Arrivés au quasi terme de ces nombreuses et chatoyantes nuances, l'intensité craquelante de kettle vessel est chargée de raccompagner (calmement) les visiteurs opportuns jusqu'à la porte de sortie, à moins que ce ne soit, au bord de la fenêtre.

thierry massard / vendredi 13 novembre 2020 - 13:20

doubledgescissor netlabel / free download 

Should we jump out the window before it's too late? Delicate question to all appearances. 
If so, we would recommend the ground floor instead. 
If not, you only have Turkish Modular from Messrs Bioni Samp and Psychiceyeclix

Duo with inventive and multi-faceted productivity, discovered by the greatest chance during an erratic stroll through the winding corridors of an infinite towards the beyond, Bioni Samp & Psychiceyeclix deserve a freeze-frame (recommended for the ground floor) or less prosaically, a scratched zapping with shapes, colors, saturated sounds enriched with glitch-art. We immediately succumb to the wind charmer. Beware, however, of successive appearances and disappearances, these gentlemen handle, with dexterity, the art of misleading, on the "lune" (moon) the good children, that we are, in the dark or dazzling meanders of a reality completely rebuilt for the purposes of the scenario. 

A clever "bidouillage", Turkish Modular succeeds where so many others fail. It must be said that the recipe is delicate which requires the correctness of the proportions between the various ingredients described by the protagonists as an "unfathomable array of random instruments & diy electronics" that we categorically refuse to translate.

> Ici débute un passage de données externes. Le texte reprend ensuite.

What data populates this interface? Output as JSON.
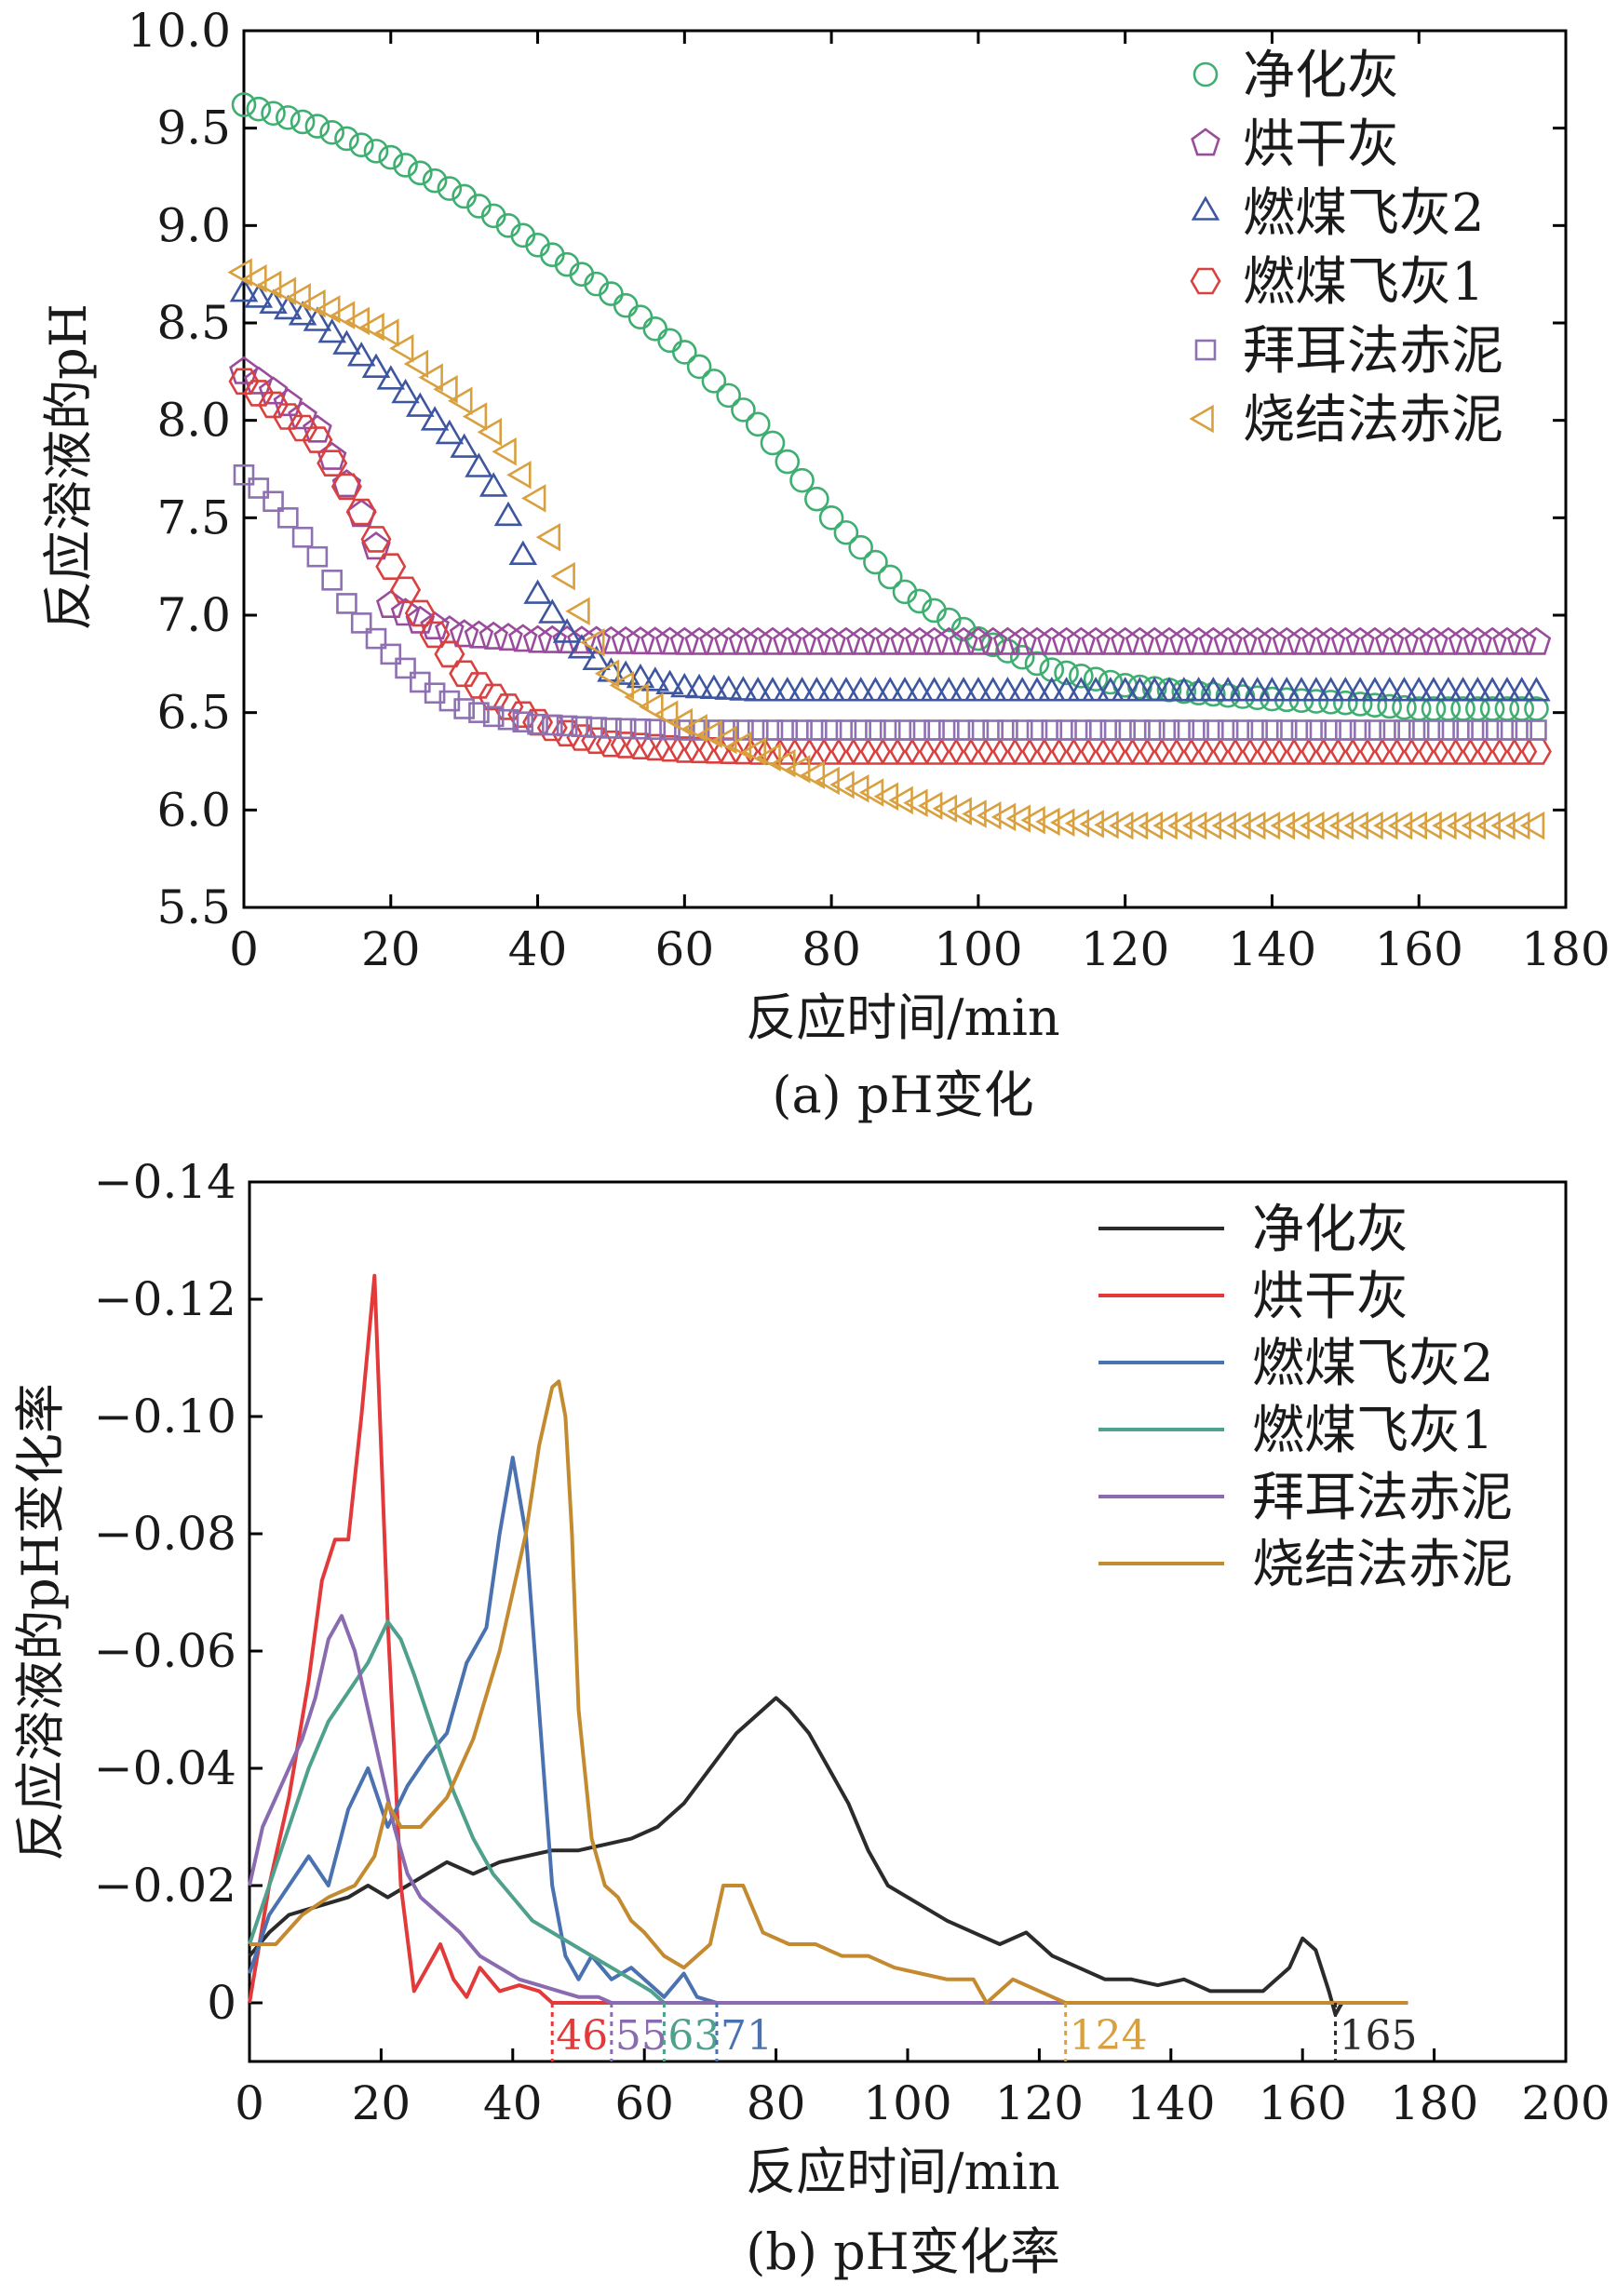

Simply retain the perfect balance, the constant mastery of the whole, which maintains on a taut thread (electronic tide), these field recordings, including in the studio, and the direct sources with multiple rhizomic protuberances. Here, no choice is necessary, since everything is essential. Thus, dominating an Abyss with surprisingly familiar walls which will not take long to disintegrate, we dive into the loops, worm, of a shaman's pipe, a new betrayal of images, a new "mise en abyme". 

Near the end of these many and shimmering nuances, the crackling intensity of the kettle vessel is responsible for accompanying (calmly) timely visitors to the exit door, or at the edge of the window.